Now, with offers now pouring in, how does he intend to protect the actor in him? Does he worry about getting jaded? “Not at all. If you count my Gujarati movies, this is my 16th film. Acting is like meditating — the more you do it, the better you get at it.”



However, what he was not prepared for were the peripherals that come bundled with fame today. His job description itself has evolved and apart from acting, the KRA now includes turning up at events and shows to promote his movies, to be papped at fancy places, and having a banging social media life. “I am now realising that Bollywood is not just about acting. It’s not only about knowing how to portray emotions or throw in dialogues, but also about whether I know how to promote and make a public impression. But I don’t take pressure,” says Gandhi who, although warming up to the ideas, still refuses to get fitted to a Procrustean bed.


Another huge part of being a celebrity these days is to deal with the trolls and controversies, and Gandhi has already got a taste of that. His very first Hindi film as a lead, then titled Ravan Leela, landed in hot water when it was slapped with a legal notice for hurting religious sentiments, which prompted the makers to change the title to Bhavai, but not before #ArrestPratikGandhi started trending on twitter. “The way you get reactions and overreactions without any fault of yours is heartbreaking, but it’s part of the game. I am an actor. I am the face. So I have to face these things,” he says.



Gandhi is well aware that today, being an actor is not just about showing off your acting chops. “When you come on a national platform, the audience doesn’t only expect acting from you, they expect anything and everything. They feel like you need to have an opinion about everything under the sun, and that opinion has to match with that of the masses.
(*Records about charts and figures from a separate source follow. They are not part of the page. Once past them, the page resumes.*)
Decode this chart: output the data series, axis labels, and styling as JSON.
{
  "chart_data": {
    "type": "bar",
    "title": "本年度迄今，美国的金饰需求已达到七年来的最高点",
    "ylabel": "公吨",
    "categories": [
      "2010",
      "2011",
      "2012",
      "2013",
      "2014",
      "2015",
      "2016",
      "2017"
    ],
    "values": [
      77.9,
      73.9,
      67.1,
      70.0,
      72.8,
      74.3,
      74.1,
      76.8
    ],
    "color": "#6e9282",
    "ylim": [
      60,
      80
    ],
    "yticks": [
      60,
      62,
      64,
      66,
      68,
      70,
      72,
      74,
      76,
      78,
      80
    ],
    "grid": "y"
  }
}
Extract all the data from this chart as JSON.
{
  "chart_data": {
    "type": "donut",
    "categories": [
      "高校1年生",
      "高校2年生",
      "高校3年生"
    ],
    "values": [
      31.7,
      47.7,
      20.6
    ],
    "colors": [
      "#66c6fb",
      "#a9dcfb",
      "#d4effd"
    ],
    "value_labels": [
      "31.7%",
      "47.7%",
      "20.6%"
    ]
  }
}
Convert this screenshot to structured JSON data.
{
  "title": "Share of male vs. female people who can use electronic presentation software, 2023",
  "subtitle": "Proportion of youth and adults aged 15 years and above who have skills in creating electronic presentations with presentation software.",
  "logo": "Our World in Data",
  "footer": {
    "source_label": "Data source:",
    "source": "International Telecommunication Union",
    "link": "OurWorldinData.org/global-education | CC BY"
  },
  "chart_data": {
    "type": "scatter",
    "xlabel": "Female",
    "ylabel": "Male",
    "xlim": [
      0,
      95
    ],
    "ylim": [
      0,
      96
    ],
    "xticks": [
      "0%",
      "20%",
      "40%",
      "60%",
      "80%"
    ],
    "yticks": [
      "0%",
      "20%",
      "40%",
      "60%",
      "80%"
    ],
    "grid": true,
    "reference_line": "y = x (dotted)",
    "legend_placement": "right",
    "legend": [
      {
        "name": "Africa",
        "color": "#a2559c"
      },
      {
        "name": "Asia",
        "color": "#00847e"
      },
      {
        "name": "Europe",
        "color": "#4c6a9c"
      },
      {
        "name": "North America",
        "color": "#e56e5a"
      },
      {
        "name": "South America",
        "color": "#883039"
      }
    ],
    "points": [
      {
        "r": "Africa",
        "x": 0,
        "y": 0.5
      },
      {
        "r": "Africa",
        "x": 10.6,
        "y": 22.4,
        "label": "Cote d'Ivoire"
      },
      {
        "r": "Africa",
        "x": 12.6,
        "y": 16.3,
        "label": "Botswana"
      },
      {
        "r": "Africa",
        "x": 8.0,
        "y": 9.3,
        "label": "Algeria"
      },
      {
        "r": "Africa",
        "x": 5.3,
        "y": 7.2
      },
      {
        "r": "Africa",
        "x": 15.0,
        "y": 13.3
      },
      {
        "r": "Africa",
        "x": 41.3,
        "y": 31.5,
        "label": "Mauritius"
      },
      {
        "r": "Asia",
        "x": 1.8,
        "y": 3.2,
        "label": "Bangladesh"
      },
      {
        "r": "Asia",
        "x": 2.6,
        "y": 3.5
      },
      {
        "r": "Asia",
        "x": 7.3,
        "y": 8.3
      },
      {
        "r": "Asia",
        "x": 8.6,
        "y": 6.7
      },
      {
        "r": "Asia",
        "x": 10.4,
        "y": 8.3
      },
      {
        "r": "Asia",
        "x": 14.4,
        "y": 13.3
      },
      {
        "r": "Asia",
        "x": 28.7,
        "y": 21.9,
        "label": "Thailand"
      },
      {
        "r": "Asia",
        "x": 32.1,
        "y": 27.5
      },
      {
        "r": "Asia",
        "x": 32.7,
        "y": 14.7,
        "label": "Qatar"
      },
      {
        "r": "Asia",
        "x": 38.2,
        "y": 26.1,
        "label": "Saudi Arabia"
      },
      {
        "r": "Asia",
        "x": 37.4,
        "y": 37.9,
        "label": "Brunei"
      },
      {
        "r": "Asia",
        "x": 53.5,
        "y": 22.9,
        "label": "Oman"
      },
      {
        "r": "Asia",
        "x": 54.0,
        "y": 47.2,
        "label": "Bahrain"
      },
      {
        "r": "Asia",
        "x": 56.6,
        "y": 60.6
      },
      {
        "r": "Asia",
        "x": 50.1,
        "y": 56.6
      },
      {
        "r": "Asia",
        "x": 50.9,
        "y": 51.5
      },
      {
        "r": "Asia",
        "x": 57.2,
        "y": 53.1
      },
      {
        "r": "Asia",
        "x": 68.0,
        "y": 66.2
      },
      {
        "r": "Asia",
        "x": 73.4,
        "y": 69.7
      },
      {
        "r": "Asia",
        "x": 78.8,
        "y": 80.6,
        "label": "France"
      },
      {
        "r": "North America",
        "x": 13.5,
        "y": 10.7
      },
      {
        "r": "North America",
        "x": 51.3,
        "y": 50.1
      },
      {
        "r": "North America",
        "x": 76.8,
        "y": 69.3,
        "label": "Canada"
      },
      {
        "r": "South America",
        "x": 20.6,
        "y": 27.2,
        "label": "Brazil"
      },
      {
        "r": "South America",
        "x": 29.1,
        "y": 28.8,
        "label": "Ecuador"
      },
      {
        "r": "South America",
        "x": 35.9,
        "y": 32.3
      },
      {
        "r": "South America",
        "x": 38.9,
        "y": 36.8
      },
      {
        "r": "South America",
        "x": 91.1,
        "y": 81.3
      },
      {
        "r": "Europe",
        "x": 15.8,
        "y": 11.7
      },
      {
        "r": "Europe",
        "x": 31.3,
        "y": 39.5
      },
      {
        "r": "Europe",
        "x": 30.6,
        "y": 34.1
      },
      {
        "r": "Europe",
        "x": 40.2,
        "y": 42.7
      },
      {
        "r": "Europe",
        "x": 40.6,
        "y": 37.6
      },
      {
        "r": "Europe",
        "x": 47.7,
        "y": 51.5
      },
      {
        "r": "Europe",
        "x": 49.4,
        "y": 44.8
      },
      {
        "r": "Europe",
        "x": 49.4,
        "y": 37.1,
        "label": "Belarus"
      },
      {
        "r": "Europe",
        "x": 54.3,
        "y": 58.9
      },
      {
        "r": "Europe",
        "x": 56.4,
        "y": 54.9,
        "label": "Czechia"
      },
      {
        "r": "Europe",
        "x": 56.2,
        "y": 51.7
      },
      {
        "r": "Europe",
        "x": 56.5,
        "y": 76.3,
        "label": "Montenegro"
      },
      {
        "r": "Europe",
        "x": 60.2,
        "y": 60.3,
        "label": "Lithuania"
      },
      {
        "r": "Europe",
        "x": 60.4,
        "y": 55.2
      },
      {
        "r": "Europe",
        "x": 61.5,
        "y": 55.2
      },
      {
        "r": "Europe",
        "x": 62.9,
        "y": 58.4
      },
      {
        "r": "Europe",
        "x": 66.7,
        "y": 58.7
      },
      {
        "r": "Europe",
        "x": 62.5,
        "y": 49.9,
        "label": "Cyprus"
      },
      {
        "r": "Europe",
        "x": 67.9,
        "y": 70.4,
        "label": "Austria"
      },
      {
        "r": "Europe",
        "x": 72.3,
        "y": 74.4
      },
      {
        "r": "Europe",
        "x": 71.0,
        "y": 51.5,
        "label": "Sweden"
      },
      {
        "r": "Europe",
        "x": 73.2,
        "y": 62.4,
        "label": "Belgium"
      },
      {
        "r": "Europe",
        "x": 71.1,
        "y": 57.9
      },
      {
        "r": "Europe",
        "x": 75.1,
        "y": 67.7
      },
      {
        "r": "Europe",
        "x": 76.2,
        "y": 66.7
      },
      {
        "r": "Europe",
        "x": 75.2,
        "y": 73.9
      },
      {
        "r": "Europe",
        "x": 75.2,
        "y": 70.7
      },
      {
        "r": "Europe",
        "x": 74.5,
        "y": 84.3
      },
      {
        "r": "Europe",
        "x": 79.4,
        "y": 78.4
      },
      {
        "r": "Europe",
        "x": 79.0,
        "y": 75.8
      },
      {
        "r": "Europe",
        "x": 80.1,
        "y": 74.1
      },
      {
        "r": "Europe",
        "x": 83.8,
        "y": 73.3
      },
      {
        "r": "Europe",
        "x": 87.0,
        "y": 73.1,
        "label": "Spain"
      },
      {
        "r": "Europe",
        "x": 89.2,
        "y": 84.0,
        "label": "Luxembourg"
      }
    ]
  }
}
The moment I put out anything that isn’t in line with the popular opinion, I would be trolled and abused on social media. You can’t even respond, because then that also will blow up,” says Gandhi.


But just as his acting, he considers it as part of his job. “I can’t throw tantrums. Nobody had forced me into this. It is a job that I love, but I treat it as a job nonetheless. And these are all part of the job,” he realistically professes.